The chamber concert featuring the Kwartludium ensemble, which includes: Dagna Sadkowska, Michał Górczyński, Paweł and Piotr Nowicki, will include compositions by young artists associated with the Polish contemporary music scene: Magdalena Gorwa, Bartosz Witkowski and Mateusz Ryczek. The idiom driving the programme this evening will be reflection, which will lead a Passion culminating the programme.
to be / not to be is the title of the composition by Magdalena Gorwa, a graduate of the Karol Lipiński Academy of Music. She is interested not only in contemporary music in the broad sense, but also in theatre – performances with her music are staged throughout Poland. The artist’s composing language is interdisciplinary, as she draws inspiration from various sources: classical music, electronics and singing. The piece that will be heard that evening in the Black Hall was intended for violin, clarinet, percussion and piano.
Nothing to Explain for four performers by Bartosz Witkowski is a work based on a one-movement form, clearly breaking down into several episodes – thus it is the essence of the composer’s style, in which the clash of opposites, organic transitions, plays with time and perception have a key role.

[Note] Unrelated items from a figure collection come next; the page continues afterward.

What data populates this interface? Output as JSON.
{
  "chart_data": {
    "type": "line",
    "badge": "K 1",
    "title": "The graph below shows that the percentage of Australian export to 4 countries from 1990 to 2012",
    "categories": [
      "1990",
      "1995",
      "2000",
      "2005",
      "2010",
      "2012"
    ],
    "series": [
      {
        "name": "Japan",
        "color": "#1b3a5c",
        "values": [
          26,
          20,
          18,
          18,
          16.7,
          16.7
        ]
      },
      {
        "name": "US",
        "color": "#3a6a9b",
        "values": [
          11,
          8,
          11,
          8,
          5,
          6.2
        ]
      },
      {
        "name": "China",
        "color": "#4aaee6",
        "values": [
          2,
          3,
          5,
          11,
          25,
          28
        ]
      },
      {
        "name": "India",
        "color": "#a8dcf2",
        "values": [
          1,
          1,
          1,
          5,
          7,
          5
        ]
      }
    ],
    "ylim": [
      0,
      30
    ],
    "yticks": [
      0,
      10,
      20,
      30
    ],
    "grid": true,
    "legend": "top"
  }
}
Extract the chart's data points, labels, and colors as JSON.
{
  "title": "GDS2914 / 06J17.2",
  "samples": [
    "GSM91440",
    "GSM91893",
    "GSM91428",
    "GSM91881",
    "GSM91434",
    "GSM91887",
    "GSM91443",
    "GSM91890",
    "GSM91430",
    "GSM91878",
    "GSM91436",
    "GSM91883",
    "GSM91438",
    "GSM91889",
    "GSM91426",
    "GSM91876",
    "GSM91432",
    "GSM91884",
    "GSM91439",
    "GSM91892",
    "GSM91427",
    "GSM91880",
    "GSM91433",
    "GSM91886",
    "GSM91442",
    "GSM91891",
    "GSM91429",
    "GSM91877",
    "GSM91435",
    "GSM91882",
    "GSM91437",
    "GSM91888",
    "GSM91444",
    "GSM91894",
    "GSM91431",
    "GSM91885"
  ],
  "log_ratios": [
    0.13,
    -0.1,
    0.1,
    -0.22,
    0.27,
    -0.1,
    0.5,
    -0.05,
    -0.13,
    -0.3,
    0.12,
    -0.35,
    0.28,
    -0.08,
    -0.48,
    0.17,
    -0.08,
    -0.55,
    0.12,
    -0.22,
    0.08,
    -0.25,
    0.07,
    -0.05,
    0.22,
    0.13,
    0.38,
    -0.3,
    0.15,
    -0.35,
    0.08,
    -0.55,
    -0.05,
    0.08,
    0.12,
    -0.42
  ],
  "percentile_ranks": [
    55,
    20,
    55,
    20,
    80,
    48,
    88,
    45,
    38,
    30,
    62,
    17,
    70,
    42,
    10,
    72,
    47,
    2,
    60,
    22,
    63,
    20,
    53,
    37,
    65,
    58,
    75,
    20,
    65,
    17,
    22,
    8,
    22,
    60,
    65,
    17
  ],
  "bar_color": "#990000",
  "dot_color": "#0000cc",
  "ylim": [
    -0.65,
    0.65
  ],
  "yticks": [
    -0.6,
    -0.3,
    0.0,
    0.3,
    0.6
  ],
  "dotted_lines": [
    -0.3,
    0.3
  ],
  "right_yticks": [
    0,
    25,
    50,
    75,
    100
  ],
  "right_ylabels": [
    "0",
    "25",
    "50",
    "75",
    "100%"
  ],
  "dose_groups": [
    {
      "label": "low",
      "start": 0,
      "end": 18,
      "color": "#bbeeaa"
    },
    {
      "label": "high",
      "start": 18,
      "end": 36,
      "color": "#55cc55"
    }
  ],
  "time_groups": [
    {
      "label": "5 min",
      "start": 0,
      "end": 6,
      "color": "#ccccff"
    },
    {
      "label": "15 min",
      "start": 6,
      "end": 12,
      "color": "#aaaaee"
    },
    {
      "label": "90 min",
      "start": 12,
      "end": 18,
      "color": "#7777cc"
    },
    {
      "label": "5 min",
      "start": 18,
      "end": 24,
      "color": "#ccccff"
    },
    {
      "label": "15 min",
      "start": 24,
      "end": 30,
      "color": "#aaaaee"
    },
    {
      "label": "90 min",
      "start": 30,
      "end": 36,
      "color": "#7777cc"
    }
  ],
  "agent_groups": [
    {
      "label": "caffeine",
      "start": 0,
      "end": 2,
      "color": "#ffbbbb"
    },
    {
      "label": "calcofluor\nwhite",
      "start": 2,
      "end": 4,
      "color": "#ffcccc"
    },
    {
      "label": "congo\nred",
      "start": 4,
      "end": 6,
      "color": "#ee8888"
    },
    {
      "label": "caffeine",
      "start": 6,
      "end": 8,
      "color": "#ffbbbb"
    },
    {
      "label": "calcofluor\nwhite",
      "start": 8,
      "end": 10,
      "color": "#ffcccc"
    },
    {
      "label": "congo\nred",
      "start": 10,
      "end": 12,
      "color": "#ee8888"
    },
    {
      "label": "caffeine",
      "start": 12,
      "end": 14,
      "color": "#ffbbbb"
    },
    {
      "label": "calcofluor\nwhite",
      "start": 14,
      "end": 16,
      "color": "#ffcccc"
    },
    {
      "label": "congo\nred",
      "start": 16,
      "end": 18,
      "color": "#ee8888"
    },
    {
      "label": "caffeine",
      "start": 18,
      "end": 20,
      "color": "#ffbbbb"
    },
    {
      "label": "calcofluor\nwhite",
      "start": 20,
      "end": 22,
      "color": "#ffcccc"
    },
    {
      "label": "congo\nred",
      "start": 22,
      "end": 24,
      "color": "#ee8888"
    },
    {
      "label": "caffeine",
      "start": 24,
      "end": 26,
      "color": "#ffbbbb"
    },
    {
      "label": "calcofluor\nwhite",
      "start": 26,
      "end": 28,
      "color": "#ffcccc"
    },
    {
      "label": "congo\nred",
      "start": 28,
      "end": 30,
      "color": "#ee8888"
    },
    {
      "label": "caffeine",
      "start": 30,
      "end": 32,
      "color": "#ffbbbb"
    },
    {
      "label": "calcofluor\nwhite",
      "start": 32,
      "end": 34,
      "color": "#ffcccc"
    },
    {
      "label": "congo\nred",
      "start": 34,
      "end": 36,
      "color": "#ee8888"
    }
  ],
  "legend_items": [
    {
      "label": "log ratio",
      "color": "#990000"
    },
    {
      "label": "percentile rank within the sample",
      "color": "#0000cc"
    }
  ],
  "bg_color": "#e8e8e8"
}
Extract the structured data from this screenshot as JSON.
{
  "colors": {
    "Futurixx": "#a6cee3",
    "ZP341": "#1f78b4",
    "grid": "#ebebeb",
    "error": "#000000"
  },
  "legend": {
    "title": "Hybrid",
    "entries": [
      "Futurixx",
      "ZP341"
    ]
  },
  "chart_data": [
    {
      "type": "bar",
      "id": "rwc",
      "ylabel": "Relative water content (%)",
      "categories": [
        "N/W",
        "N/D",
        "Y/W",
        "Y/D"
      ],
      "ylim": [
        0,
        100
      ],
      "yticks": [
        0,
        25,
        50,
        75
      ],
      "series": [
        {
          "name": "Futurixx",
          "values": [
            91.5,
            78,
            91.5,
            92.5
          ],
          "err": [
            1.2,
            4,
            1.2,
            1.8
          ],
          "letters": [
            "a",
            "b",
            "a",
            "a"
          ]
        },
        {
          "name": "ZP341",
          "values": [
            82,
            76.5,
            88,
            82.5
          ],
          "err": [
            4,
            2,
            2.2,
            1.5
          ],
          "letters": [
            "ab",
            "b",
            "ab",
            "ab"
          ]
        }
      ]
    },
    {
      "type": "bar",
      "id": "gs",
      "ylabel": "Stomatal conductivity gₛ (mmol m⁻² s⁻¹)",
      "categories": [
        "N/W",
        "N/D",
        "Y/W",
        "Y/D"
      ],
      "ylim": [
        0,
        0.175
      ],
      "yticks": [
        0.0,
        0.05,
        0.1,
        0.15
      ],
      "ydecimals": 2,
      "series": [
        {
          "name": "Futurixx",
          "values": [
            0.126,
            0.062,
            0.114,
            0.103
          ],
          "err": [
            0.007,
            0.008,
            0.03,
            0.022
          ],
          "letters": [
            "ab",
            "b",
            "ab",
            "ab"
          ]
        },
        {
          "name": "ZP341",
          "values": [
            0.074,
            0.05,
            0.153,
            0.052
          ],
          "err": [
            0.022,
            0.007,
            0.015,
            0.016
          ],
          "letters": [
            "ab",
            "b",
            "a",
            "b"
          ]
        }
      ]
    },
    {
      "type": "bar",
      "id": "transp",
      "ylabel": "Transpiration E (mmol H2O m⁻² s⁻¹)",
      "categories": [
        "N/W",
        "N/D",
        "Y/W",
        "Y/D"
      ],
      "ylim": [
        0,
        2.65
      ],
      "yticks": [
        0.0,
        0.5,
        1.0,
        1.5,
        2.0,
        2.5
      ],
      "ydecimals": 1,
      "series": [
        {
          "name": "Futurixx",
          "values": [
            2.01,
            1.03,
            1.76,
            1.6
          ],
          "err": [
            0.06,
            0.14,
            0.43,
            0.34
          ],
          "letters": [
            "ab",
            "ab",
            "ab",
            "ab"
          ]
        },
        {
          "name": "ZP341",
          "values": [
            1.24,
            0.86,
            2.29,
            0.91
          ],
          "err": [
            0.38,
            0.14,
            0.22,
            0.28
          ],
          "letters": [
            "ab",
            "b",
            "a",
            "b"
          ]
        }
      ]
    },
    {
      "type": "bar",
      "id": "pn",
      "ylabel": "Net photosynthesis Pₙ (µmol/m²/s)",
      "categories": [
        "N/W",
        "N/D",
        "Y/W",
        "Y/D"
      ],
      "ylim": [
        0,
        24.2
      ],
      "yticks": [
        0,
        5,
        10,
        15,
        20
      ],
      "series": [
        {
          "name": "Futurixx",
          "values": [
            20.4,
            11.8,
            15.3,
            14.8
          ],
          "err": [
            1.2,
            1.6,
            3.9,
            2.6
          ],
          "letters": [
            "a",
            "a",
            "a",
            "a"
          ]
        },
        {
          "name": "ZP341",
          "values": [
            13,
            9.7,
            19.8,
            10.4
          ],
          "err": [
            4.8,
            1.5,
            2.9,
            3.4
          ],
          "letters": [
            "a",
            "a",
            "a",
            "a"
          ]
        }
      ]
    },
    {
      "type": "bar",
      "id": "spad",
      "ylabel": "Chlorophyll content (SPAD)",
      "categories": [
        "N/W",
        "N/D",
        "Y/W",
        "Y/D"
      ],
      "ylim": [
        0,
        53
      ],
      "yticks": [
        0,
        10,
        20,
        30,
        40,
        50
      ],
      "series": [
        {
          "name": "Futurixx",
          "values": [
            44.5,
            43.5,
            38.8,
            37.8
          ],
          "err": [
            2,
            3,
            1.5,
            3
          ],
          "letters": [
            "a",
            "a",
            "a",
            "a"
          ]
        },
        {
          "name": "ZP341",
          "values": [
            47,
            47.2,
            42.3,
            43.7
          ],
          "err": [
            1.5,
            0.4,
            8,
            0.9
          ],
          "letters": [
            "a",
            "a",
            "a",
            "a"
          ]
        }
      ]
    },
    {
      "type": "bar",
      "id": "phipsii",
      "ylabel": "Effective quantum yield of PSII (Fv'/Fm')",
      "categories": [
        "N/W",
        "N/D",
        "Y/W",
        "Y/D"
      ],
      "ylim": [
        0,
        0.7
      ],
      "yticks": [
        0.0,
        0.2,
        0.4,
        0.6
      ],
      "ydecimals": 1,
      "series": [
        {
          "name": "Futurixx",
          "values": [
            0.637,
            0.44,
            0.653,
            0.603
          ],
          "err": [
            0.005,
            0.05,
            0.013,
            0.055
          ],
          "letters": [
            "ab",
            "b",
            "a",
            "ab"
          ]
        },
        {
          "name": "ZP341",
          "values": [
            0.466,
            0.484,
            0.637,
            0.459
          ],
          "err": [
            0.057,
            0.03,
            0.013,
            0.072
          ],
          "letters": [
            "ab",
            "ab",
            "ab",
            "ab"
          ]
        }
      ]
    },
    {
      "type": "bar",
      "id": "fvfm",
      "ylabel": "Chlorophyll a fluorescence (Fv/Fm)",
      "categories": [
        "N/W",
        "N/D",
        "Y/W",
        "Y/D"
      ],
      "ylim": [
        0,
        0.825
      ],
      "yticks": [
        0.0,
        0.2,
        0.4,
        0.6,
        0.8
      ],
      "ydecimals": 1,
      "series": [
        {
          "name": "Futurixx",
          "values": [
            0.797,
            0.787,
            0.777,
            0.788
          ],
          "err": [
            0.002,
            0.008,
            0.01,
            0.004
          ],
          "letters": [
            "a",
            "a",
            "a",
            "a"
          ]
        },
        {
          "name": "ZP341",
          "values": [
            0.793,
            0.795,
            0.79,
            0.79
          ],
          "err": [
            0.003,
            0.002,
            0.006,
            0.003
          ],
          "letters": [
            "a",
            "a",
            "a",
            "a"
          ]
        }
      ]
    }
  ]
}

As for the title – as the author himself emphasizes – there is nothing to explain here.
The crucial point of the programme will be Mateusz Ryczek’s Passion, intended for a chamber line-up: violin, clarinets, percussion and piano. The impulse to compose it was the Lenten tradition of Gorzkie Żale – a religious service indigenous to Poland, and not, as tradition dictates, the text of the Gospel. Hence the four-movement structure: Wake Up, Hymn, Lament, Conversation of the Soul. There is also no verbal layer in the work. The foundation for the musical layer of the piece is a collection of melodies from pre-war Volhynia (nowadays part of Ukraine). Elements of mystery, reflection and spatial radiation of sound make up the unconventional nature of the Passion.